The stately yellow tree on Letti and Dan’s quiet little Cambridge street was my favorite. It must have peaked the week we arrived. In the early morning light it simply glowed.
One windy afternoon we returned to find the street littered bright yellow. The stairs to our neighbor’s porch wore a fresh dressing from the fallen leaves.
Returning from a week in Maine where I found flannel-lined jeans and an extra thick beanie my best friends we found our tree quite barren. The wind and chill had shaken the color right out of the hood.
The final image hints at winter with blues and cool pastels.
We’re headed for warmth and paddle boarding in the Florida Mangroves.
I started this post from the Fenway Park writer’s press box where sports writers craft articles about the Red Sox and their opponents. We’d just stood atop the green monster and heard how Ruth was sold to the Yankees back in 1912 for a stunning $100,000, then went on to set record after record while the Red Sox struggled. To this day some feel there’s a curse on the sox from that ill-fated sale.
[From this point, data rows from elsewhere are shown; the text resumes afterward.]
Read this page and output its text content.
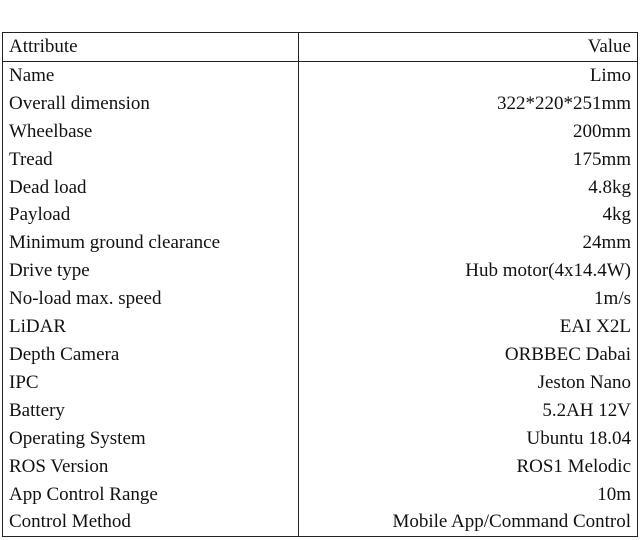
Attribute	Value
Name	Limo
Overall dimension	322*220*251mm
Wheelbase	200mm
Tread	175mm
Dead load	4.8kg
Payload	4kg
Minimum ground clearance	24mm
Drive type	Hub motor(4x14.4W)
No-load max. speed	1m/s
LiDAR	EAI X2L
Depth Camera	ORBBEC Dabai
IPC	Jeston Nano
Battery	5.2AH 12V
Operating System	Ubuntu 18.04
ROS Version	ROS1 Melodic
App Control Range	10m
Control Method	Mobile App/Command Control
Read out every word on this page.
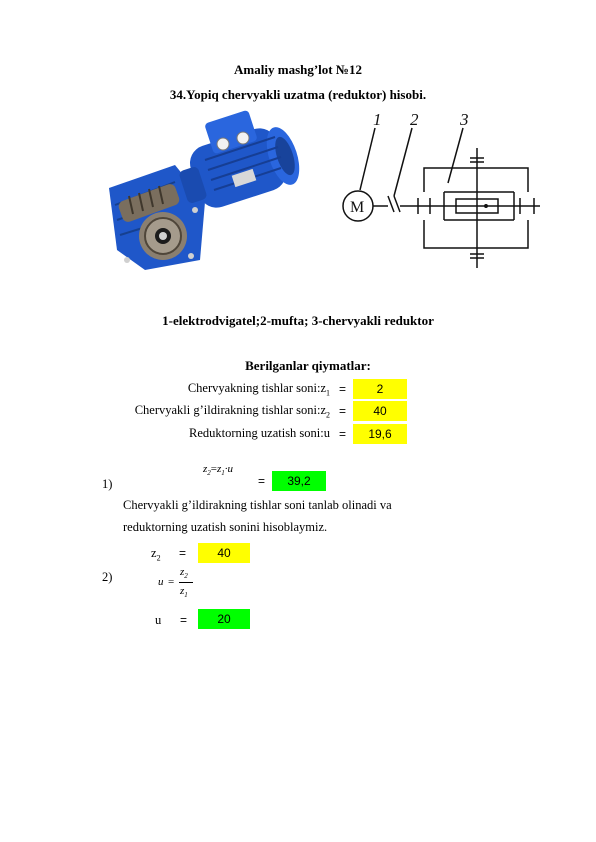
Amaliy mashg’lot №12
34.Yopiq chervyakli uzatma (reduktor) hisobi.
1 2 3
M
1-elektrodvigatel;2-mufta; 3-chervyakli reduktor
Berilganlar qiymatlar:
Chervyakning tishlar $soni:z_1$ =	2
Chervyakli g’ildirakning tishlar $soni:z_2$ =	40
Reduktorning uzatish soni:u =	19,6
1)
$z_2=z_1\cdot u$
=	39,2
Chervyakli g’ildirakning tishlar soni tanlab olinadi va
reduktorning uzatish sonini hisoblaymiz.
$z_2$ =	40
2)	u =
$z_2$
$z_1$
u =	20
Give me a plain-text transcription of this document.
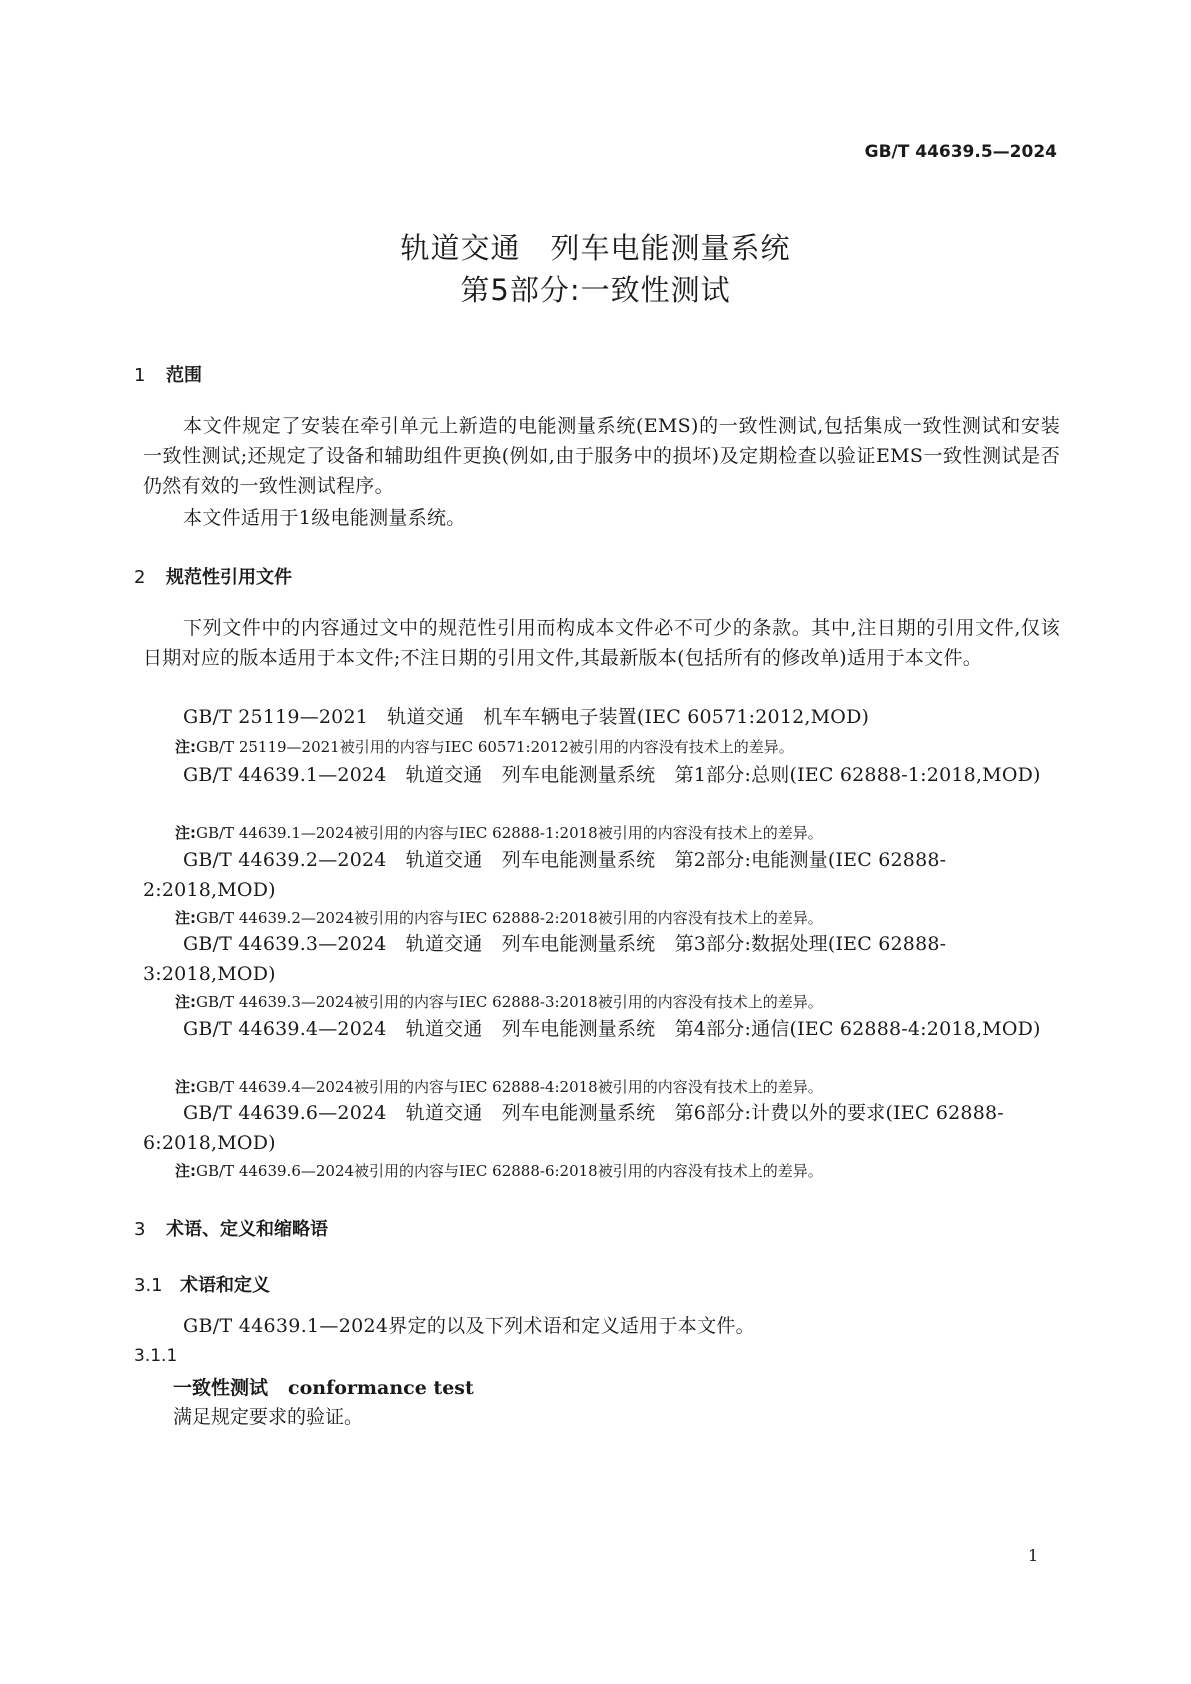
GB/T 44639.5—2024
轨道交通　列车电能测量系统
第5部分:一致性测试
1 范围
本文件规定了安装在牵引单元上新造的电能测量系统(EMS)的一致性测试,包括集成一致性测试和安装一致性测试;还规定了设备和辅助组件更换(例如,由于服务中的损坏)及定期检查以验证EMS一致性测试是否仍然有效的一致性测试程序。
本文件适用于1级电能测量系统。
2 规范性引用文件
下列文件中的内容通过文中的规范性引用而构成本文件必不可少的条款。其中,注日期的引用文件,仅该日期对应的版本适用于本文件;不注日期的引用文件,其最新版本(包括所有的修改单)适用于本文件。
GB/T 25119—2021　轨道交通　机车车辆电子装置(IEC 60571:2012,MOD)
注:GB/T 25119—2021被引用的内容与IEC 60571:2012被引用的内容没有技术上的差异。
GB/T 44639.1—2024　轨道交通　列车电能测量系统　第1部分:总则(IEC 62888-1:2018,MOD)
注:GB/T 44639.1—2024被引用的内容与IEC 62888-1:2018被引用的内容没有技术上的差异。
GB/T 44639.2—2024　轨道交通　列车电能测量系统　第2部分:电能测量(IEC 62888-2:2018,MOD)
注:GB/T 44639.2—2024被引用的内容与IEC 62888-2:2018被引用的内容没有技术上的差异。
GB/T 44639.3—2024　轨道交通　列车电能测量系统　第3部分:数据处理(IEC 62888-3:2018,MOD)
注:GB/T 44639.3—2024被引用的内容与IEC 62888-3:2018被引用的内容没有技术上的差异。
GB/T 44639.4—2024　轨道交通　列车电能测量系统　第4部分:通信(IEC 62888-4:2018,MOD)
注:GB/T 44639.4—2024被引用的内容与IEC 62888-4:2018被引用的内容没有技术上的差异。
GB/T 44639.6—2024　轨道交通　列车电能测量系统　第6部分:计费以外的要求(IEC 62888-6:2018,MOD)
注:GB/T 44639.6—2024被引用的内容与IEC 62888-6:2018被引用的内容没有技术上的差异。
3 术语、定义和缩略语
3.1 术语和定义
GB/T 44639.1—2024界定的以及下列术语和定义适用于本文件。
3.1.1
一致性测试 conformance test
满足规定要求的验证。
1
Fenway fans are close to the action in this small, intimate ball park. I could be a Boston fan. I could live in Boston. There’s water all around the city, and waves in the winter just up or down the coast.
Among other Hollywood movies Moneyball, Ted, and Field of Dreams were partially filmed at Fenway.
There’s still a single red seat in right field that marks the longest home run ever hit in the park. It was a 502 foot blast by Ted Williams on June 9, 1946.